SAN JOSE, Calif. (KRON) — As the local Bay Area economy looks to bounce back from the impacts of COVID-19, there are still many people who don’t have jobs.

In June, Silicon Valley saw its unemployment rate increase slightly. 

According to a recent analysis by Joint Venture Silicon Valley, the region’s unemployment rate increased from 4.6% in May to 5.1% for the month of June. 

Santa Clara County primarily drove those numbers up with more than 1,400 job losses and an additional 4,400 unemployed workers last month. 

In contrast, San Mateo and San Francisco counties gained more than 4,000 and 5,000 jobs, respectively. 

As of mid-June, approximately 73,100 Silicon Valley people making up Silicon Valley’s workforce remained unemployed. workers remained unemployed. 

Courtesy: Joint Venture Silicon Valley

The analysis defines Silicon Valley by combining Santa Clara and San Mateo counties. 

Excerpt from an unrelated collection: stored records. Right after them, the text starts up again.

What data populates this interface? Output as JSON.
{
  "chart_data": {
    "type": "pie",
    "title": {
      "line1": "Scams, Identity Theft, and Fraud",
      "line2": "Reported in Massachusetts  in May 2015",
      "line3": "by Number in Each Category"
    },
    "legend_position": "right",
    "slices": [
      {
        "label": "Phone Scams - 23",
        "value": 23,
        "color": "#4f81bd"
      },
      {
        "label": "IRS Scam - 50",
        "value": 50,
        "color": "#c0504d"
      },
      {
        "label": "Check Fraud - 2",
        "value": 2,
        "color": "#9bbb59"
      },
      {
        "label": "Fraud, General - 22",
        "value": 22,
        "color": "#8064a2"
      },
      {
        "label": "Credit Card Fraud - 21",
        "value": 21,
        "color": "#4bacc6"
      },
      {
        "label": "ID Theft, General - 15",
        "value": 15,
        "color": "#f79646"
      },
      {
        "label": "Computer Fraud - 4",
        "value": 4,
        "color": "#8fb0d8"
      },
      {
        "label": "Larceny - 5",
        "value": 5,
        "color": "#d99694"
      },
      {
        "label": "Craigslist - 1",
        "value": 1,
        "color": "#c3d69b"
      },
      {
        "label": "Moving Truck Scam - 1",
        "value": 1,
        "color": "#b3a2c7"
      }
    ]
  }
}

San Mateo recorded 21,500 unemployed workers and 51,600 in Santa Clara County. 

Across the Bay Area, which also includes San Francisco and San Benito counties, education jobs recorded higher losses. 

Between May and June, the region lost 3,200 public school jobs and 1,400 jobs at local universities and colleges. 

But back in Silicon Valley, businesses in leisure and hospitality added nearly 8,000 jobs, a 25% increase from 2020, according to the analysis. 

Business Development Manager for the San Jose Downtown Association Nate LeBlanc tells KRON4 News many businesses were able to stay afloat amid the pandemic, in part with the help from the Paycheck Protection Program. 

Courtesy: Joint Venture Silicon Valley

“People who have been able to stay afloat, I think the main connective thread that ties them all together is that they were willing to pivot and change as things changed.”

“I definitely have spoken with many business owners who wouldn’t be here without those infusions of those funds at those times,”

According to the analysis, retail jobs in Silicon Valley slightly increased in June, with a 0.2% month-to-month increase (approximately 300 jobs).  

But LeBlanc says the downtown business ecosystem doesn’t work without office workers returning to work and is encouraging people to visit local businesses.

“Eating lunch, having drinks, staying for dinner, catching a show, going to a concert, the whole system is fed by the massive amount of people who come in to go to work here in downtown San Jose,” said LeBlanc.

“We need to make sure when we’re there, we’re making up for the 15 months of spending zero dollars and spend some hard-earned pocket cash at these local businesses,” LeBlanc added.

“They really appreciate it, they really need it.”